Sólo los duendes mayores saben leer esas rayas a la mano, pálida de los redondeles en los días de arte y triunfo. En el arrastre, Colorado hace su última embestida a unas gradas que se le han vuelto globos de ilusión tocando casi el cielo… Si ni fuera por las mulillas, resbalaría hasta el fondo del cosmos como una mosca muerta y despegada del cristal de la ventana. Pero en el arrastre del toro Colorado, que es un instante en que los dioses discuten y jalean, ocurre que el toro se va dando cornadas frías de veleto a los surcos de arena soleada y pateada por Colorado en plena vida. Entran las mulas por el arrastradero con la collera hecha un nudo en la garganta. Suenan a monaguillo las campanillas. – y ese toro ¿Cómo se llama? No «como se llamaba», porque el toro bueno resucita siempre en la legendaria historia de las corridas con duende llenas de ilusión. Avanzo por fuerza del encanto, acercose aquel toro blanco como la nieve, y se sentó en su lomo. Empezó la vuelta al ruedo y estallo entre aplausos una misteriosa música coreada por todos los pueblos de Europa. Aquella melodía venia de otro mundo. Tal vez compuesta por querubines y coreada por los hombres, tenia -como suele decirse- mucho duende… Y se veía el cielo más cerca, y escuchaban, muy próximo en la música; y en toda la plaza había un sabor de cielo porque casi todo se tocaba con las manos…

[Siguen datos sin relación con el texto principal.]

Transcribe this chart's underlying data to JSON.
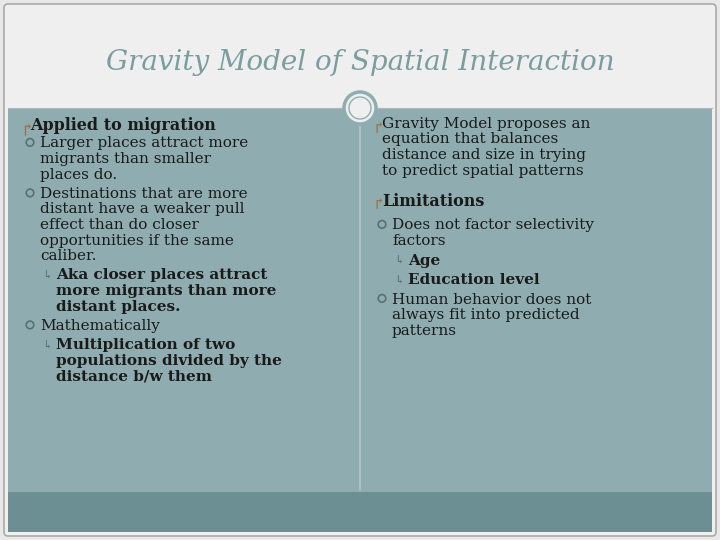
{
  "title": "Gravity Model of Spatial Interaction",
  "title_color": "#7a9e9f",
  "bg_color": "#e8e8e8",
  "slide_bg": "#8fadb0",
  "header_bg": "#e8e8e8",
  "footer_bg": "#6b8f92",
  "bullet_color": "#a07040",
  "text_dark": "#1a1a1a",
  "text_mid": "#3a3a3a",
  "left_column": {
    "heading": "Applied to migration",
    "items": [
      {
        "level": 1,
        "text": "Larger places attract more migrants than smaller places do.",
        "bold": false
      },
      {
        "level": 1,
        "text": "Destinations that are more distant have a weaker pull effect than do closer opportunities if the same caliber.",
        "bold": false
      },
      {
        "level": 2,
        "text": "Aka closer places attract more migrants than more distant places.",
        "bold": true
      },
      {
        "level": 1,
        "text": "Mathematically",
        "bold": false
      },
      {
        "level": 2,
        "text": "Multiplication of two populations divided by the distance b/w them",
        "bold": true
      }
    ]
  },
  "right_column": {
    "items": [
      {
        "level": 0,
        "text": "Gravity Model proposes an equation that balances distance and size in trying to predict spatial patterns",
        "bold": false
      },
      {
        "level": 0,
        "text": "Limitations",
        "bold": true
      },
      {
        "level": 1,
        "text": "Does not factor selectivity factors",
        "bold": false
      },
      {
        "level": 2,
        "text": "Age",
        "bold": true
      },
      {
        "level": 2,
        "text": "Education level",
        "bold": true
      },
      {
        "level": 1,
        "text": "Human behavior does not always fit into predicted patterns",
        "bold": false
      }
    ]
  }
}
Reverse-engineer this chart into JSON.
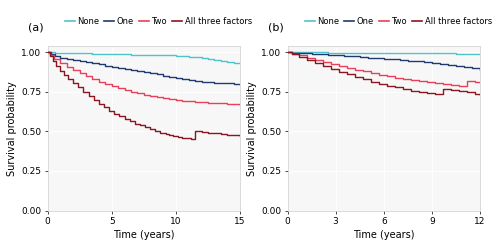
{
  "background_color": "#ffffff",
  "panel_bg": "#f7f7f7",
  "grid_color": "#ffffff",
  "colors": {
    "none": "#4fc3cc",
    "one": "#1e3a6e",
    "two": "#e8405a",
    "three": "#8b1520"
  },
  "legend_labels": [
    "None",
    "One",
    "Two",
    "All three factors"
  ],
  "ylabel": "Survival probability",
  "xlabel": "Time (years)",
  "panel_a": {
    "label": "(a)",
    "xlim": [
      0,
      15
    ],
    "xticks": [
      0,
      5,
      10,
      15
    ],
    "ylim": [
      0.0,
      1.04
    ],
    "yticks": [
      0.0,
      0.25,
      0.5,
      0.75,
      1.0
    ],
    "yticklabels": [
      "0.00",
      "0.25",
      "0.50",
      "0.75",
      "1.00"
    ],
    "curves": {
      "none": {
        "x": [
          0,
          0.3,
          0.6,
          1.0,
          1.5,
          2.0,
          2.5,
          3.0,
          3.5,
          4.0,
          4.5,
          5.0,
          5.5,
          6.0,
          6.5,
          7.0,
          7.5,
          8.0,
          8.5,
          9.0,
          9.5,
          10.0,
          10.5,
          11.0,
          11.5,
          12.0,
          12.5,
          13.0,
          13.5,
          14.0,
          14.5,
          15.0
        ],
        "y": [
          1.0,
          1.0,
          0.998,
          0.997,
          0.996,
          0.995,
          0.994,
          0.993,
          0.992,
          0.991,
          0.99,
          0.989,
          0.988,
          0.987,
          0.986,
          0.985,
          0.984,
          0.983,
          0.982,
          0.981,
          0.98,
          0.979,
          0.975,
          0.972,
          0.968,
          0.963,
          0.958,
          0.952,
          0.946,
          0.94,
          0.934,
          0.93
        ]
      },
      "one": {
        "x": [
          0,
          0.3,
          0.6,
          1.0,
          1.5,
          2.0,
          2.5,
          3.0,
          3.5,
          4.0,
          4.5,
          5.0,
          5.5,
          6.0,
          6.5,
          7.0,
          7.5,
          8.0,
          8.5,
          9.0,
          9.5,
          10.0,
          10.5,
          11.0,
          11.5,
          12.0,
          12.5,
          13.0,
          13.5,
          14.0,
          14.5,
          15.0
        ],
        "y": [
          1.0,
          0.99,
          0.975,
          0.965,
          0.957,
          0.95,
          0.943,
          0.937,
          0.93,
          0.923,
          0.916,
          0.909,
          0.902,
          0.896,
          0.889,
          0.882,
          0.875,
          0.868,
          0.86,
          0.852,
          0.845,
          0.837,
          0.83,
          0.822,
          0.816,
          0.812,
          0.81,
          0.808,
          0.806,
          0.803,
          0.8,
          0.797
        ]
      },
      "two": {
        "x": [
          0,
          0.2,
          0.5,
          1.0,
          1.5,
          2.0,
          2.5,
          3.0,
          3.5,
          4.0,
          4.5,
          5.0,
          5.5,
          6.0,
          6.5,
          7.0,
          7.5,
          8.0,
          8.5,
          9.0,
          9.5,
          10.0,
          10.5,
          11.0,
          11.5,
          12.0,
          12.5,
          13.0,
          13.5,
          14.0,
          14.5,
          15.0
        ],
        "y": [
          1.0,
          0.98,
          0.955,
          0.93,
          0.908,
          0.887,
          0.868,
          0.85,
          0.832,
          0.815,
          0.8,
          0.786,
          0.774,
          0.762,
          0.751,
          0.742,
          0.733,
          0.724,
          0.716,
          0.71,
          0.704,
          0.699,
          0.695,
          0.691,
          0.688,
          0.685,
          0.682,
          0.68,
          0.678,
          0.676,
          0.673,
          0.67
        ]
      },
      "three": {
        "x": [
          0,
          0.2,
          0.4,
          0.7,
          1.0,
          1.3,
          1.6,
          2.0,
          2.4,
          2.8,
          3.2,
          3.6,
          4.0,
          4.4,
          4.8,
          5.2,
          5.6,
          6.0,
          6.4,
          6.8,
          7.2,
          7.6,
          8.0,
          8.4,
          8.8,
          9.2,
          9.5,
          9.8,
          10.2,
          10.5,
          10.8,
          11.2,
          11.5,
          12.0,
          12.5,
          13.0,
          13.5,
          14.0,
          14.5,
          15.0
        ],
        "y": [
          1.0,
          0.975,
          0.945,
          0.912,
          0.882,
          0.856,
          0.832,
          0.805,
          0.778,
          0.752,
          0.726,
          0.7,
          0.675,
          0.652,
          0.63,
          0.612,
          0.595,
          0.578,
          0.563,
          0.55,
          0.538,
          0.525,
          0.513,
          0.502,
          0.492,
          0.482,
          0.475,
          0.468,
          0.464,
          0.46,
          0.456,
          0.453,
          0.5,
          0.495,
          0.491,
          0.488,
          0.484,
          0.48,
          0.477,
          0.474
        ]
      }
    }
  },
  "panel_b": {
    "label": "(b)",
    "xlim": [
      0,
      12
    ],
    "xticks": [
      0,
      3,
      6,
      9,
      12
    ],
    "ylim": [
      0.0,
      1.04
    ],
    "yticks": [
      0.0,
      0.25,
      0.5,
      0.75,
      1.0
    ],
    "yticklabels": [
      "0.00",
      "0.25",
      "0.50",
      "0.75",
      "1.00"
    ],
    "curves": {
      "none": {
        "x": [
          0,
          0.3,
          0.8,
          1.5,
          2.0,
          2.5,
          3.0,
          3.5,
          4.0,
          4.5,
          5.0,
          5.5,
          6.0,
          6.5,
          7.0,
          7.5,
          8.0,
          8.5,
          9.0,
          9.5,
          10.0,
          10.5,
          11.0,
          11.5,
          12.0
        ],
        "y": [
          1.0,
          1.0,
          0.9995,
          0.999,
          0.999,
          0.998,
          0.998,
          0.998,
          0.997,
          0.997,
          0.997,
          0.996,
          0.996,
          0.996,
          0.995,
          0.995,
          0.995,
          0.994,
          0.994,
          0.993,
          0.993,
          0.992,
          0.991,
          0.99,
          0.988
        ]
      },
      "one": {
        "x": [
          0,
          0.3,
          0.8,
          1.5,
          2.0,
          2.5,
          3.0,
          3.5,
          4.0,
          4.5,
          5.0,
          5.5,
          6.0,
          6.5,
          7.0,
          7.5,
          8.0,
          8.5,
          9.0,
          9.5,
          10.0,
          10.5,
          11.0,
          11.5,
          12.0
        ],
        "y": [
          1.0,
          0.998,
          0.994,
          0.99,
          0.987,
          0.984,
          0.981,
          0.978,
          0.974,
          0.97,
          0.966,
          0.962,
          0.958,
          0.955,
          0.951,
          0.947,
          0.943,
          0.939,
          0.934,
          0.929,
          0.922,
          0.915,
          0.907,
          0.898,
          0.888
        ]
      },
      "two": {
        "x": [
          0,
          0.3,
          0.7,
          1.2,
          1.7,
          2.2,
          2.7,
          3.2,
          3.7,
          4.2,
          4.7,
          5.2,
          5.7,
          6.2,
          6.7,
          7.2,
          7.7,
          8.2,
          8.7,
          9.2,
          9.7,
          10.2,
          10.7,
          11.2,
          11.7,
          12.0
        ],
        "y": [
          1.0,
          0.992,
          0.98,
          0.966,
          0.952,
          0.939,
          0.926,
          0.913,
          0.901,
          0.89,
          0.879,
          0.869,
          0.859,
          0.849,
          0.84,
          0.832,
          0.824,
          0.817,
          0.811,
          0.805,
          0.8,
          0.794,
          0.789,
          0.82,
          0.815,
          0.812
        ]
      },
      "three": {
        "x": [
          0,
          0.3,
          0.7,
          1.2,
          1.7,
          2.2,
          2.7,
          3.2,
          3.7,
          4.2,
          4.7,
          5.2,
          5.7,
          6.2,
          6.7,
          7.2,
          7.7,
          8.2,
          8.7,
          9.2,
          9.7,
          10.2,
          10.7,
          11.2,
          11.7,
          12.0
        ],
        "y": [
          1.0,
          0.988,
          0.97,
          0.95,
          0.93,
          0.911,
          0.893,
          0.876,
          0.86,
          0.844,
          0.829,
          0.815,
          0.802,
          0.789,
          0.778,
          0.768,
          0.758,
          0.749,
          0.741,
          0.734,
          0.77,
          0.762,
          0.754,
          0.748,
          0.738,
          0.73
        ]
      }
    }
  }
}
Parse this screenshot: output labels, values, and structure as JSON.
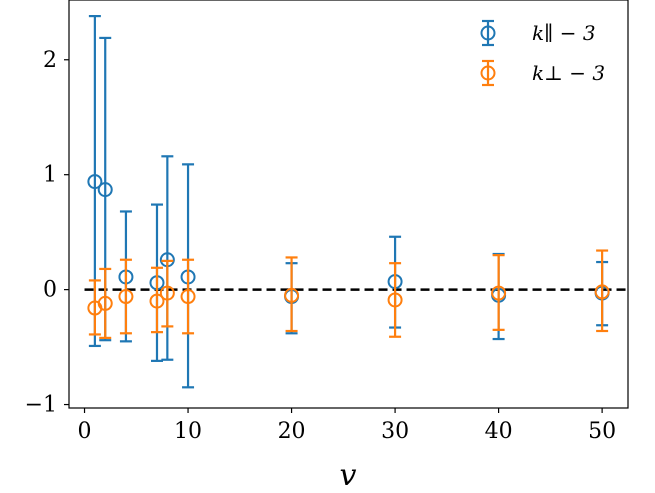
{
  "chart_data": {
    "type": "scatter",
    "xlabel": "v",
    "ylabel": "",
    "xlim": [
      -1.5,
      52.5
    ],
    "ylim": [
      -1.03,
      2.52
    ],
    "xticks": [
      0,
      10,
      20,
      30,
      40,
      50
    ],
    "yticks": [
      -1,
      0,
      1,
      2
    ],
    "xtick_labels": [
      "0",
      "10",
      "20",
      "30",
      "40",
      "50"
    ],
    "ytick_labels": [
      "−1",
      "0",
      "1",
      "2"
    ],
    "grid": false,
    "legend_position": "top-right",
    "reference_line": {
      "y": 0,
      "style": "dashed",
      "color": "#000000"
    },
    "series": [
      {
        "name": "k∥ − 3",
        "color": "#1f77b4",
        "x": [
          1,
          2,
          4,
          7,
          8,
          10,
          20,
          30,
          40,
          50
        ],
        "y": [
          0.94,
          0.87,
          0.11,
          0.06,
          0.26,
          0.11,
          -0.06,
          0.07,
          -0.05,
          -0.03
        ],
        "err_low": [
          -0.49,
          -0.44,
          -0.45,
          -0.62,
          -0.61,
          -0.85,
          -0.38,
          -0.33,
          -0.43,
          -0.31
        ],
        "err_high": [
          2.38,
          2.19,
          0.68,
          0.74,
          1.16,
          1.09,
          0.23,
          0.46,
          0.31,
          0.24
        ]
      },
      {
        "name": "k⊥ − 3",
        "color": "#ff7f0e",
        "x": [
          1,
          2,
          4,
          7,
          8,
          10,
          20,
          30,
          40,
          50
        ],
        "y": [
          -0.16,
          -0.12,
          -0.06,
          -0.1,
          -0.03,
          -0.06,
          -0.05,
          -0.09,
          -0.03,
          -0.02
        ],
        "err_low": [
          -0.39,
          -0.42,
          -0.38,
          -0.37,
          -0.32,
          -0.38,
          -0.36,
          -0.41,
          -0.35,
          -0.36
        ],
        "err_high": [
          0.08,
          0.18,
          0.26,
          0.19,
          0.25,
          0.26,
          0.28,
          0.23,
          0.3,
          0.34
        ]
      }
    ]
  }
}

En el interior de su conciencia percibió José que se apagaban los ecos de aquellas angélicas voces. Se terminaba su viaje a la fundición de ilusiones. – Atravesaba de prisa, tras de su duende, corredores y pasillos de fantasía en dirección a la salida. Ya casi en la puerta, pasó junto a una fiesta de duendes griegos, comían, bebían y charlaban divertidos. Uno de ellos alzo su jarra para brindar, y cuando ceso el jaleo dijo: «Que el destino alfombre de felicidad todos los días de Europa, pues a la vuelta de más de 2.000 años, el amor de Zeus no ha podido olvidarla”. Y saltó abundante la espuma cuando entrechocaron sus jarras de cerveza porque se había cumplido el brindis de aquel torero. El rapto de la ilusión de José desvaneciese por completo. Al recuperar su libertad y volver en sí, tan sólo veía un mapa de Europa, y en esa piel de toro extendida de España los gruesos trazos rojos de su lapicero inmóvil. Y sin embargo, estaba totalmente convencido de que el genio divino español podía propiciar esa autentica obra de arte: La unidad entre todos los pueblos de Europa.